Bethany: Yeah, I guess you’re right that my optimism does depend on the market structure, which brings us back to where we were.

One thing we touched upon in our conversation with Sendhil was our previous guest, Hélène Landemore, and her ideas about how to govern AI. She’s the professor of political science at Yale whom we had on to talk about citizen assemblies as a way of reforming democracy. I thought her ideas, which we touched upon briefly, that citizen assemblies are the right way to govern AI . . . I don’t know, maybe it’s unworkable, maybe it’s naive in a world where, back to these capital requirements that AI has, but I really liked her ideas.

Luigi: Yeah, particularly the potential application to firms. Think about OpenAI. You were saying you have a little bit of skepticism about this issue of fiduciary duty to humankind. Your skepticism is because you say, how do we actually implement it? First of all, what is humanity, and how does humanity speak with a common voice? The United Nations is not doing particularly well. It’s not even really representative of humanity—at least not one person, one vote.

I think your idea applied to OpenAI and in general to firms is to actually have some random sample of the population of interest—in this particular case, it would be humanity—and have humanity deliberate with the appropriate provision of information. So, create a citizen assembly of humankind that deliberates what they want from AI.

Bethany: Yeah, I think that makes a ton of sense. I don’t know if it’s doable, but I really like that application of her thinking. And, of course, I really like it when previous guests we’ve had on this podcast turn out to have relevant thoughts for other things. I like that cross-fertilization, I guess, for lack of a better way of putting it.

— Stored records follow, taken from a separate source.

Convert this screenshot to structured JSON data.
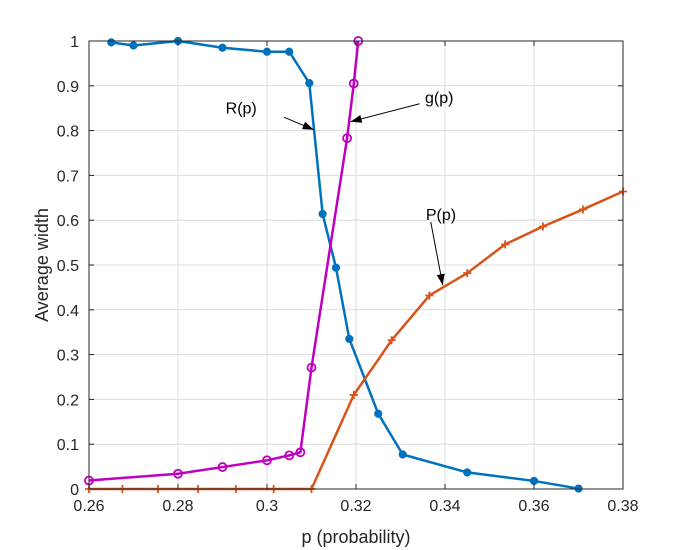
{
  "chart_data": {
    "type": "line",
    "xlabel": "p (probability)",
    "ylabel": "Average width",
    "xlim": [
      0.26,
      0.38
    ],
    "ylim": [
      0,
      1
    ],
    "xticks": [
      0.26,
      0.28,
      0.3,
      0.32,
      0.34,
      0.36,
      0.38
    ],
    "xtick_labels": [
      "0.26",
      "0.28",
      "0.3",
      "0.32",
      "0.34",
      "0.36",
      "0.38"
    ],
    "yticks": [
      0,
      0.1,
      0.2,
      0.3,
      0.4,
      0.5,
      0.6,
      0.7,
      0.8,
      0.9,
      1
    ],
    "ytick_labels": [
      "0",
      "0.1",
      "0.2",
      "0.3",
      "0.4",
      "0.5",
      "0.6",
      "0.7",
      "0.8",
      "0.9",
      "1"
    ],
    "grid": true,
    "series": [
      {
        "name": "R(p)",
        "color": "#0072BD",
        "marker": "filled-dot",
        "x": [
          0.265,
          0.27,
          0.28,
          0.29,
          0.3,
          0.305,
          0.3095,
          0.3125,
          0.3155,
          0.3185,
          0.325,
          0.3305,
          0.345,
          0.36,
          0.37
        ],
        "y": [
          0.997,
          0.99,
          1.0,
          0.985,
          0.976,
          0.976,
          0.906,
          0.614,
          0.494,
          0.335,
          0.168,
          0.077,
          0.037,
          0.018,
          0.001
        ]
      },
      {
        "name": "g(p)",
        "color": "#BF00BF",
        "marker": "open-circle",
        "x": [
          0.26,
          0.28,
          0.29,
          0.3,
          0.305,
          0.3075,
          0.31,
          0.318,
          0.3195,
          0.3205
        ],
        "y": [
          0.019,
          0.034,
          0.049,
          0.064,
          0.075,
          0.082,
          0.271,
          0.783,
          0.905,
          1.0
        ]
      },
      {
        "name": "P(p)",
        "color": "#D95319",
        "marker": "plus",
        "x": [
          0.26,
          0.2675,
          0.2755,
          0.2845,
          0.293,
          0.3015,
          0.31,
          0.3195,
          0.328,
          0.3365,
          0.345,
          0.3535,
          0.362,
          0.371,
          0.38
        ],
        "y": [
          0.0,
          0.0,
          0.0,
          0.0,
          0.0,
          0.0,
          0.0,
          0.21,
          0.332,
          0.432,
          0.482,
          0.546,
          0.586,
          0.624,
          0.664
        ]
      }
    ],
    "annotations": [
      {
        "text": "R(p)",
        "label_x": 0.2977,
        "label_y": 0.838,
        "from_x": 0.3038,
        "from_y": 0.83,
        "to_x": 0.3105,
        "to_y": 0.802
      },
      {
        "text": "g(p)",
        "label_x": 0.3355,
        "label_y": 0.862,
        "from_x": 0.3343,
        "from_y": 0.86,
        "to_x": 0.3188,
        "to_y": 0.82
      },
      {
        "text": "P(p)",
        "label_x": 0.3357,
        "label_y": 0.6,
        "from_x": 0.3368,
        "from_y": 0.596,
        "to_x": 0.3395,
        "to_y": 0.455
      }
    ]
  }
}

Luigi: I think the issue of Larry Summers . . . Sendhil was incredibly clever, and what he said is absolutely correct. What I think he left out is that Larry Summers is famous for being a super-aggressive, pro-technology guy, very much in favor of let it rip as fast as possible because it will bring so many innovations and so many benefits. Everything else is collateral damage. And I think it’s a legitimate position. I disagree, but I think it’s a legitimate position. But going from a not-for-profit with a fiduciary duty to humankind to let it rip as fast as possible is a big change.

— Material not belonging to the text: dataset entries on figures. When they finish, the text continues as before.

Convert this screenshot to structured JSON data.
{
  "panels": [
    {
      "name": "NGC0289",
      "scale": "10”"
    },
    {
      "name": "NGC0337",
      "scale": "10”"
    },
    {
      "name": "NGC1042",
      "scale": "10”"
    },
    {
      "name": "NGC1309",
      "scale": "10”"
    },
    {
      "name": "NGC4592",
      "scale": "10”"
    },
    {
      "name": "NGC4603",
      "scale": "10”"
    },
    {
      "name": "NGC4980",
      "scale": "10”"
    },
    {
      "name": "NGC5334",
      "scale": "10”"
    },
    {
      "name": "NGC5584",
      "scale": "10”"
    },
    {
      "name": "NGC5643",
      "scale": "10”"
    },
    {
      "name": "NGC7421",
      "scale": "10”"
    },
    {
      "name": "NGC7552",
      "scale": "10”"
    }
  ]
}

Bethany: Well, it’s for sure going to be really interesting to see what role he plays. I actually look forward to talking about it in a year, assuming humanity is still here, and AI doesn’t destroy us that quickly. But I really look forward to circling back.

On the issue of his beliefs, I hear you on that, and that worries me, too. But this is, in some ways, one of Summers’s last acts and one that could be critical or decisive to the future of humanity.

You can believe that even ego-wise, he is going to want to get it right, and that his mindset, his pre-existing beliefs, may be that getting it right is letting it rip. But it is such a big question, and it will be carried out in such public fashion with every move scrutinized that it’s not as if he’s in the shadows pulling strings over something that nobody really thinks matters. Does that make sense?

I’m hoping that that provides a level of discipline for everybody involved in this, that their actions will be studied by subsequent generations—assuming there are subsequent generations—and people want to go down in history well.

Luigi: Maybe it’s Orwell, somebody said: “Who controls the past, controls the future. Who controls the present, controls the past.”

Bethany: Oh, interesting. I don’t think I know that quote.

Luigi: You never heard that sentence?

Bethany: No.

Luigi: It’s about the study of history. I was wondering about this because you say maybe humankind will not end with OpenAI. However, if you control OpenAI, you control the narrative, and so, you control the future. And so, future generations will study how great Larry Summers was because everything has been written by Larry Summers.

Bethany: Oh, my God. Way to conclude our podcast on a completely dismal note, Luigi, just as I was reaching for optimism. I think that’s a fantastic ending.

Luigi: As the last episode of the year, it’s a pretty good one.